La Gazette

des Comores

Accord de Fomboni du 17 février: Un 25e anniversaire célébré sous haute surveillance

Accord de Fomboni du 17 février: Un 25e anniversaire célébré sous haute surveillance © : HZK-LGDC

Pour la première fois, les autorités de l’État ont officiellement commémoré, ce mardi 17 février, le 25e anniversaire de l’Accord-cadre de réconciliation nationale signé en 2001 à Fomboni. Une célébration marquée par un important dispositif sécuritaire, une faible mobilisation locale et un climat de vive controverse avec l’opposition à Mohéli.


La capitale de Mohéli a vécu, ce mardi, une journée particulière à l’occasion du 25e anniversaire de l’Accord-cadre de Fomboni, signé le 17 février 2001, qui avait ouvert la voie à la sortie de la crise séparatiste ayant secoué l’archipel entre 1997 et 2001. Pour cette première commémoration officiellement organisée par l’État, les autorités n’ont pas lésiné sur les moyens. Plusieurs contingents de forces de l’ordre ont été déployés sur l’île depuis quatre jours, plaçant Fomboni sous très haute surveillance. Des participants ont également été mobilisés depuis Moroni et Mutsamudu afin d’assurer une forte mobilisation populaire à la cérémonie. Malgré ce dispositif, la mobilisation locale est restée faible.

La célébration s’est tenue dans un contexte particulièrement tendu entre le pouvoir central et l’opposition de Mohéli, réunie autour du Mouvement du 17 février et de l’Opposition Unie de Mwali (OUM).

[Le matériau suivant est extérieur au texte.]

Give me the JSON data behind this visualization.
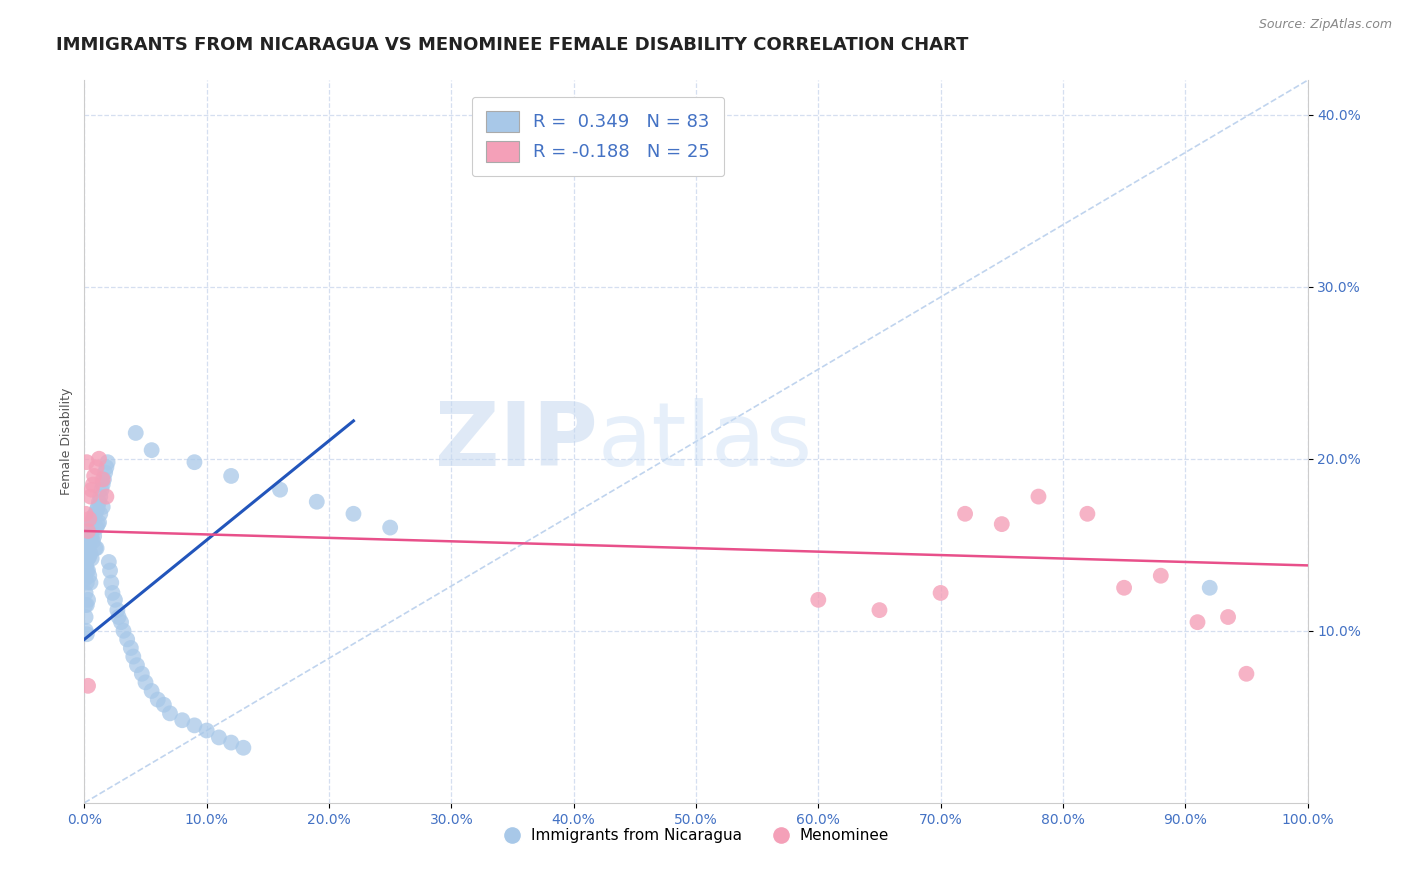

Cette dernière organise traditionnellement, chaque année, une commémoration distincte de la signature de l’accord. Mais cette fois-ci, elle a renoncé à son rassemblement, tout en appelant ses partisans à rester chez eux. Dans les jours précédant l’événement, cinq adolescents de Djoiezi ont été interpellés, soupçonnés d’avoir érigé des barricades. Ils ont passé plusieurs heures à la gendarmerie, en présence de leurs parents, avant d’être relâchés. À Bangoma ainsi qu’à Salamani, un quartier de Fomboni, des domiciles privés ont également été perquisitionnés. Selon des sources locales, les forces de l’ordre recherchaient notamment des T-shirts qui auraient été confectionnés dans le but de boycotter la cérémonie.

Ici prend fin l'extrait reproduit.